In one of the strictest lockdowns in the world, which started in late March, followed by phased unlocking procedures, it was not business as usual in India this year. Because of this, there were very few corporate controversies in 2020, and far between. But, 2020 did have its share of business wrangles.
Here are five of the biggest corporate controversies that made headlines in 2020:
Tata Sons Vs Cyrus Mistry
The Supreme Court continued final hearings in the dispute between Tata Sons and Shapoorji Pallonji Group, as the conglomerates have been embroiled in a legal battle since 2016 when Cyrus Mistry, scion of the family that controls the Shapoorji Pallonji (SP) Group, was sacked as chairman of Tata Sons. The SP Group is the largest minority shareholder in Tata Group.
Both parties have challenged a December 2019 order of the National Company Law Appellate Tribunal (NCLAT) which had directed the reinstatement of Mr Mistry, who had alleged shareholder oppression and mismanagement at Tata Sons, as the chairperson of the Tata Group holding company.
On January 10, 2020, the top court had stayed the NCLAT order, which had held that the proceedings of the Tata Sons board meeting held on October 24, 2016, to remove Cyrus Mistry as the company’s chairperson, was illegal.
The hearing is being held before a bench headed by Chief Justice SA Bobde.
Chanda Kochhar Vs Venugopal Dhoot
The year 2020 saw the filing of the first chargesheet by the Enforcement Directorate (ED) against Chanda Kochhar, her husband Deepak Kochhar and Venugopal Dhoot on money laundering charges, in November.
Earlier, Videocon Group’s chief and co-accused in the ICICI Bank money laundering case, Venugopal Dhoot, told the Enforcement Directorate that Rs 64 crore was transferred to Deepak Kochhar’s company, Nupower Renewable Private Limited (NPRL), to get the loans sanctioned by ICICI Bank in 2009. Deepak Kochhar is the husband of former ICICI Bank CEO Chanda Kochhar. The ED alleged that Chanda Kochhar threatened Venugopal Dhoot, and asked him to invest in her husband’s firm.
In March, the Reserve Bank of India superseded Yes Bank’s board of directors for 30 days citing “serious deterioration” in the private sector lender’s financial position. According to a UBS report, Yes Bank had loaned more than its net worth to companies that were unlikely to pay back. Switzerland-based financial services company UBS was the first to have raised the red flag about Yes Bank’s asset quality, in 2015.
But what created panic among the general public, and in particular the depositors, was the RBI’s decision to cap withdrawals at Rs 50,000. The RBI said it had “no alternative but to” place the bank under moratorium “in the absence of a credible revival plan, and in public interest and the interest of the bank’s depositors”.

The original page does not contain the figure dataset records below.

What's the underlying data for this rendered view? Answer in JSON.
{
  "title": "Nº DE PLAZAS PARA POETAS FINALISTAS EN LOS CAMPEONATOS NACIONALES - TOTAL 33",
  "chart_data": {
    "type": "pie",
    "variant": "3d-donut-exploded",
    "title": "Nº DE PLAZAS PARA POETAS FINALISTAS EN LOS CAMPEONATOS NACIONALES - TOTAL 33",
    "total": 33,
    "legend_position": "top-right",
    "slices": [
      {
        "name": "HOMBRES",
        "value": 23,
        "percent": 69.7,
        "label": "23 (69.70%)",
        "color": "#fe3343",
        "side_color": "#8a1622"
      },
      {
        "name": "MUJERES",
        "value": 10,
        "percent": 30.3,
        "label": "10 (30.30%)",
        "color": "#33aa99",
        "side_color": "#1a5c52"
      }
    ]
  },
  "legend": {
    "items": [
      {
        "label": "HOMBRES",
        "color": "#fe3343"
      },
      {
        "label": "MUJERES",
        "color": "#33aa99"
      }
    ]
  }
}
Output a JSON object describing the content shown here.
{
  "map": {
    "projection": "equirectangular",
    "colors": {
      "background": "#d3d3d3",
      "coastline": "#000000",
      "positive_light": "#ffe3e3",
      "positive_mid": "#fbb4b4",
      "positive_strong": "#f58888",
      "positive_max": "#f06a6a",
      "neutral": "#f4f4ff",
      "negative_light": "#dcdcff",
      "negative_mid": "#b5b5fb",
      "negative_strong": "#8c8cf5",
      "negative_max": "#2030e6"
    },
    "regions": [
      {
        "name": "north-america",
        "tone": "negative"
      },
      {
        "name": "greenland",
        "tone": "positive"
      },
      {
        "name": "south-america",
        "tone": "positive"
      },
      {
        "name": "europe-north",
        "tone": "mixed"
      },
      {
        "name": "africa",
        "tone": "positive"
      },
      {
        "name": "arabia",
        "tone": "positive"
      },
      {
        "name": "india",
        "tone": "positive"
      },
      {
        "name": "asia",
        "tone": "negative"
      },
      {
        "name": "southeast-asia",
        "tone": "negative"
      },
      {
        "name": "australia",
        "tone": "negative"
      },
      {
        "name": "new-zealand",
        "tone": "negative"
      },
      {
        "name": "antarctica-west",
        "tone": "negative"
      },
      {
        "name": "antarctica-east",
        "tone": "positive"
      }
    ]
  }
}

Once one of the busiest banks in the country, Yes Bank loaned more than its net worth to companies that were unlikely to pay back. Before its collapse, Yes Bank was the fifth-largest private sector lender of the country.
Punjab and Maharashtra Cooperative Bank
Four entities have shown interest in acquiring troubled lender Punjab and Maharashtra Cooperative Bank, paving the way for a resolution that could mark the end the misery of lakhs of depositors, which began when it was put under restrictions in September last year.
In November, PMC Bank had invited expression of interest (EoI) from entities to take over. Potential investors will have the option to convert PMC Bank into a small finance bank, provided they meet the RBI’s licencing conditions.
The lender will need RBI’s approval for such a conversion.
PMC Bank depositors have spent the last one year holding protests, meeting politicians, writing to various authorities in an effort to get their hard-earned money back. There are many senior citizen depositors whose life savings are stuck in the fraud-hit bank.
Lakshmi Vilas Bank
The Reserve Bank of India imposed a month-long freeze on Lakshmi Vilas Bank’s accounts in November, citing “serious deterioration” in the lender’s financial position, and proposed to merge it with DBS Bank India. The central bank states that LVB’s financial position of Lakshmi Vilas Bank is not sufficient to pay off its depositors.
After lifting the moratorium, or restrictions on withdrawals from Lakshmi Vilas Bank accounts, the RBI directed the Tamil Nadu-based lender to write down around Rs 317 crore of bonds.
The RBI said the merger would provide immediate stability for Lakshmi Vilas Bank and protect depositors. However, shareholders and bondholders have moved the court against the merger.
Lakshmi Vilas Bank shares delisted from the bourses on December 18.